Un second cadeau au patronat est la diminution des indemnités de licenciement (elles passent de 10% à 8% de la rémunération brute).

Enfin, il s'agit de faire peur au salariat, d'atomiser toute velléité de résistance. Il y a d'une part la diminution des droits au chômage. L'allocation forfaitaire est ridicule (16,40 euros par jour) et n'est versé que durant deux mois! La peur des conséquences du chômage va s'accroître, suscitant une plus grande docilité des salariés.
En outre, quel jeune en CPE aura le courage de faire valoir ses (maigres) droits, ou de prendre des responsabilités syndicales, sachant que son employeur peut le licencier immédiatement, par simple envoi d'un courrier en recommandé, sans avoir à fournir de motif ?

2 commentaires:

Asty a dit…

J'étais déjà passé rapidement ici, mais je n'avais pas pris le temps de lire.

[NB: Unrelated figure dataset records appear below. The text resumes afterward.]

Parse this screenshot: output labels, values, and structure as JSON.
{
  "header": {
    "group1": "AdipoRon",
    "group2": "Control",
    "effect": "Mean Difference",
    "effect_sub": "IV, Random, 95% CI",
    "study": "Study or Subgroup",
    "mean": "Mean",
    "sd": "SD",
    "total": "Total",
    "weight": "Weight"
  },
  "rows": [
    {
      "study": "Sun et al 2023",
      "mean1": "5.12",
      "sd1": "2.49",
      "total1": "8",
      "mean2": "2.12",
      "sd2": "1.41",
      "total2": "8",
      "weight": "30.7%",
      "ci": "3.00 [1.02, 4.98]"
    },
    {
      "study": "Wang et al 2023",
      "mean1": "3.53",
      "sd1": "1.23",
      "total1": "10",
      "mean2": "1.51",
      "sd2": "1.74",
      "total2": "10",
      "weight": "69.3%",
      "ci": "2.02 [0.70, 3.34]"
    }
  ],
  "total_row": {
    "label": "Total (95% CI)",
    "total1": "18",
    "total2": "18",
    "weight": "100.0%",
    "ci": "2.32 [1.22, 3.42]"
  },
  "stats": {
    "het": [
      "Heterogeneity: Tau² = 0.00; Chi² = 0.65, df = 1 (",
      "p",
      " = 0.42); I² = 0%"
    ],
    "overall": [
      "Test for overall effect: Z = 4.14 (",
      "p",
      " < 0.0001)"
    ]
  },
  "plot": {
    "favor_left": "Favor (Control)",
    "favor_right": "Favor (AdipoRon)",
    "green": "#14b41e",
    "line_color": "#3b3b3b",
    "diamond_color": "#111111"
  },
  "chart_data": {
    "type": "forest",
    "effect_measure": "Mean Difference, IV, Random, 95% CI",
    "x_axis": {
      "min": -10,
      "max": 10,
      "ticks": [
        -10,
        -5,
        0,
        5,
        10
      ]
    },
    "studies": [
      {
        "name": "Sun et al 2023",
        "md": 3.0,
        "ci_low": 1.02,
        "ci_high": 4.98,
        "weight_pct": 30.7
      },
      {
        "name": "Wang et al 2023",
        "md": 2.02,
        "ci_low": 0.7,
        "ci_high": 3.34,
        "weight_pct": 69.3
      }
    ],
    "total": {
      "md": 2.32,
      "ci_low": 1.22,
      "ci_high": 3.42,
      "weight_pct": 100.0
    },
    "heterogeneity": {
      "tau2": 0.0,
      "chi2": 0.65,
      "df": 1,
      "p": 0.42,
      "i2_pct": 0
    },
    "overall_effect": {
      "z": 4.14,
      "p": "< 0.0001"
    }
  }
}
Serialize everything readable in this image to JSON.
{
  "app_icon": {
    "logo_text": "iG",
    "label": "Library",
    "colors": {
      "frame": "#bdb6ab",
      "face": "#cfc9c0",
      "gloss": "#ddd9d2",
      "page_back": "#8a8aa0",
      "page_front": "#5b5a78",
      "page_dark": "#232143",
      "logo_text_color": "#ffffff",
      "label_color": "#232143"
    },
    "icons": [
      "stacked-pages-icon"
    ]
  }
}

Très bon blog, dont je vais essayer de garder l'adresse pour l'ajouter ds mes liens de mon blog (anticpe.blogspot.com).

Bravo pour ton travail, et bonne continuation.

Guillaume.

Philippe a dit…

Il n'y a déjà pas grand monde sur mon blog... si en plus je découvre les messages un mois après qu'ils aient été rédigés!

Cela me fait penser qu'il ne faut pas mettre tes menaces à exécutions (j'ai lu aujourd'hui sur ton blog que face aux insultes récurrentes et aux messages "hors-sujet", tu allais peut-être "laisser mourrir" ton blog). Il y a beaucoup de débats sur ton blog, et c'est très précieux!